This guide illustrates the process of migrating a Postgres database from an AWS RDS service to a Timescale instance. We will use Postgres community tools like pg_dump and pg_restore to facilitate the migration process.

Migrating data using pg_dump requires a period of downtime for your production database, the duration of which is proportional to the size of your database. Your applications will not be able to write to your production database during the migration process. If you want a migration solution from your RDS instance to Timescale that offers low downtime, please refer to AWS RDS to Timescale using live migration

Note

In the context of migrations, your existing production database is referred to as the "source" database, while the new Timescale database that you intend to migrate your data to is referred to as the "target" database.

Before initiating the migration process, you will require:

  1. Details of your AWS RDS instance
  2. Intermediate machine

You will need the following information about your Postgres RDS instance:

  • Endpoint
  • Port
  • Master username
  • Master password
  • VPC

To gather the required information, navigate to the "Databases" panel and select your RDS instance.

List of databases in RDS panel

Record the EndpointPort, and VPC details from the "Connectivity & Security" tab, and the Master Username from the "Configuration" tab. Remember to use the Master Password that was supplied when the Postgres RDS instance was created.
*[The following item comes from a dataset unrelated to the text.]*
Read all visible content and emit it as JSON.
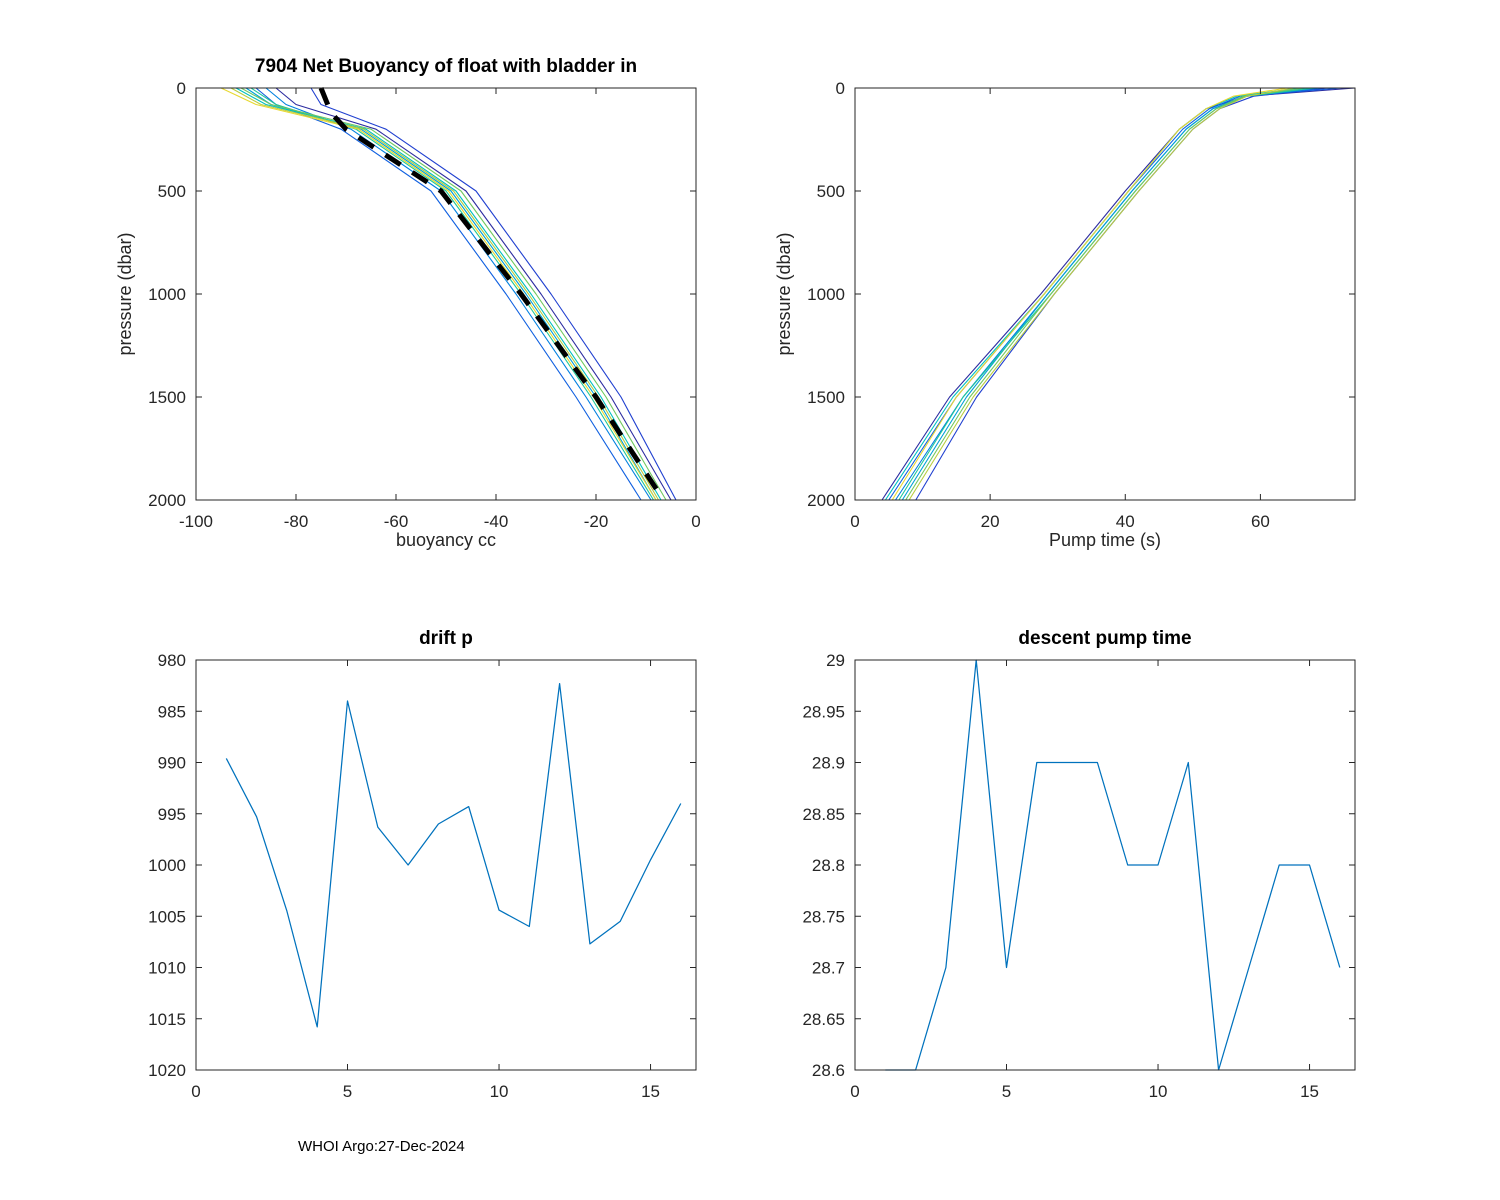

Record endpoint, port, VPC details
Record master username

In order to execute pg_dump and pg_restore, we need an EC2 instance. This instance should have access to your RDS service. Therefore, we will set up the EC2 machine in the same VPC as the RDS service.

  1. In the AWS search, type "EC2" and select the "EC2" option under services.

    Create an EC2 instance
  2. Click on "Launch instance".

    Start configuring your instance
  3. Configure your EC2 instance.

    a. For "Application and OS image", choose Ubuntu Server LTS.

    b. For "Instance type", use 2 CPU and 8 GB memory at least. If your migration involves a larger database, you should choose accordingly.

    Choose instance type

    c. For "Key pair", you can choose to use an existing key pair or create a new one. This will be necessary when connecting to the EC2 instance from your local machine.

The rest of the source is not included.